スターバックスの実話をもとに制作した動画を視聴

 タイトルは「声手」。「こえて」と読み、「超えて」の意味も込めています。手話が声の代わりにその人が伝えたいことを表現するとともに、耳が聞こえる人と聴こえない人の間にある目に見えない壁を「乗り超える」趣旨と理解しています。

 動画は米国コーヒーチェーンのスターバックス国立店での実話をもとに制作されています。スターバックスの耳の聞こえない若いスタッフが注文を受ける瞬間を切り口にいくつかのエピソードが登場します。俳優が演じる手話のうまさには舌を巻きますが、5分間の動画がとてもポイントを押さえた編集になっていました。実話のエピソードはこれまでもテレビなどで紹介され、知っていましたが、俳優のみなさんの演技力もあって、しっかり感動します。一度、視聴ください。

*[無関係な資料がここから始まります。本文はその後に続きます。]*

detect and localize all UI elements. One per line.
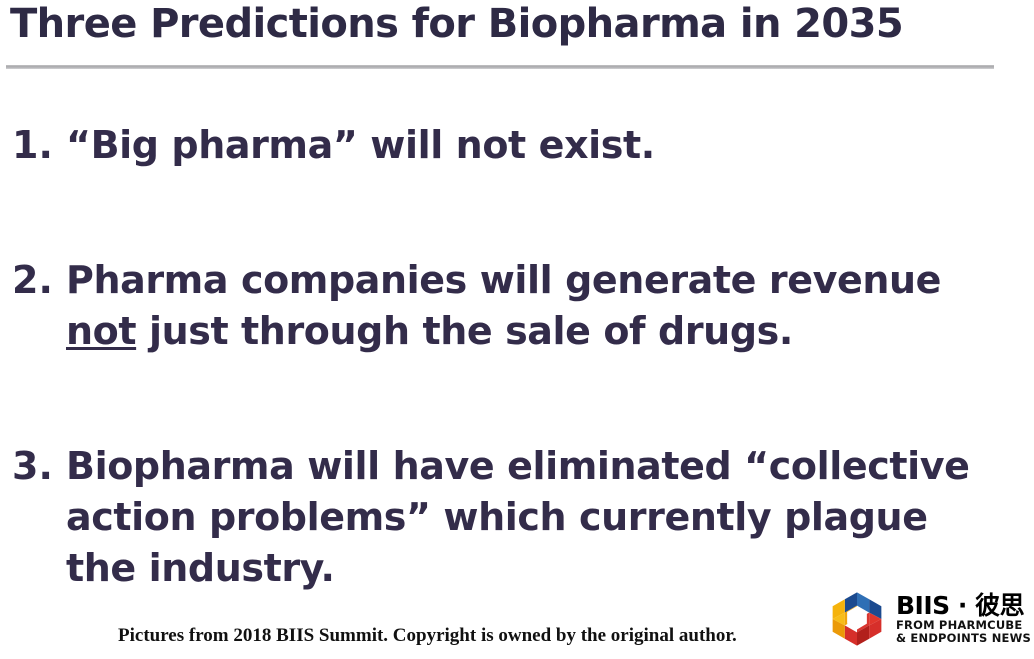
page-title: Three Predictions for Biopharma in 2035 (10, 0, 903, 50)
list-item-number: 1. (12, 120, 53, 171)
list-item: 1. “Big pharma” will not exist. (0, 120, 1034, 171)
logo-tagline-line-1: FROM PHARMCUBE (896, 619, 1031, 633)
copyright-caption: Pictures from 2018 BIIS Summit. Copyrigh… (118, 624, 737, 648)
title-divider (6, 65, 994, 69)
list-item-text-part: Pharma companies will generate revenue (66, 258, 941, 302)
list-item-text: “Big pharma” will not exist. (66, 120, 994, 171)
logo-tagline-line-2: & ENDPOINTS NEWS (896, 632, 1031, 646)
list-item-text-part: Biopharma will have eliminated “collecti… (66, 444, 969, 590)
logo-wordmark: BIIS · 彼思 (896, 592, 1031, 619)
watermark-logo-panel: BIIS · 彼思 FROM PHARMCUBE & ENDPOINTS NEW… (812, 578, 1034, 659)
list-item-number: 3. (12, 441, 53, 492)
list-item-number: 2. (12, 255, 53, 306)
hexagon-ring-logo-icon (828, 590, 886, 648)
list-item-text-tail: just through the sale of drugs. (136, 309, 793, 353)
list-item-text-part: “Big pharma” will not exist. (66, 123, 655, 167)
logo-text-block: BIIS · 彼思 FROM PHARMCUBE & ENDPOINTS NEW… (896, 592, 1031, 646)
list-item: 2. Pharma companies will generate revenu… (0, 255, 1034, 357)
list-item-text: Biopharma will have eliminated “collecti… (66, 441, 994, 594)
predictions-list: 1. “Big pharma” will not exist. 2. Pharm… (0, 120, 1034, 594)
list-item: 3. Biopharma will have eliminated “colle… (0, 441, 1034, 594)
list-item-text: Pharma companies will generate revenue n… (66, 255, 994, 357)
list-item-text-emphasis: not (66, 309, 136, 353)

「声手」の動画はYouTubeで視聴できます。https://www.youtube.com/watch?v=Si6bvCtA9gk

高校生の頃の理容院店主を思い出しました

 スターバックスの実話をもとにした動画を視聴しながら、高校生の頃、通っていた理容店のご主人を思い出しました。いつも耳に補聴器をつけ、言葉があまり明瞭でなかったので、聴力が弱いんだなあと思っていました。私は高校生の頃、髪の毛は肩まで伸ばしていましたから、理容院にいっても年に数回。髪を切っても、そろえるぐらい。それほど手間がかかるタイプじゃありません。

 それでも若いご主人は「今日はどんな風にしたい」「この夏は暑いから、もっと髪を切るか」などと質問します。言葉は明瞭じゃないので、何を話しているかわからないこともあったのですが、最後は鏡に映るご主人の目を見ながら「今日はこんな感じ」と話しながら、アイコンタクトで確認します。ニコッと笑い返すのがお互いの了解の合図でした。

アイコンタクトが会話の主

 しかし、あの時、こちらからもっと語りかける姿勢があってもよかったかなあと反省します。相手が話す言葉がよくわからないのだから、仕方がないという思いがあったのは事実です。他人への気遣いすらできない生意気な高校生でしたから、あの当時の自分では無理だったとわかっているのですが、「声手」の動画を見ながら、「理容院のご主人も何度も我慢した場面があったんだろうなあ」と反省するしかありませんでした。

 手話を学び始めて良かったなあと痛感するのは、自分が知らない世界がまだまだたくさんあることを教えてもらえることです。中学校の音楽の授業で、第九を作曲したベートゥベンは耳が聞こえなくなったと教えられても、「名曲を作ったんだから素晴らしいじゃない」と逆に羨ましいと思ったものです。こんなレベルの積み重ねですから、頭でわかったつもりでも、実践ができるわけがありません。

目に見えない人の生活も全然、見えていないはず

 視覚の弱い、あるいは見えな人のお手伝いを電車や人通りの多い道で手伝ったこともあります。手助けは当然と思っていても、目が見えないまま、東京・六本木の大通りを渡る怖さやJR池袋駅の人混みの中を分け入りながら歩く難しさまでは思い至っていません。

 まして日常生活の何気ない所作や言葉で意識せずに傷つけたり、無視していたことがあったでしょう。手話講座の先生たちは「とにかく細く長く続けてください」といつも強調しますが、手話講座の狙いが手話を覚え流暢に語ることよりも、目が見えない世界をもっと知り、身近に感じることが最も大事なことだとわかってきました。

石の上にも3年、楽しく勉強します

 「石の上にも3年」。冷たい石も座っていれば暖かくなるのだから、辛抱強くがまんすれば何かが変わる”たとえ”だそうです。手話の3年間は楽しかった。我慢したことはありません。これからも石の上には座り続けようと考えています。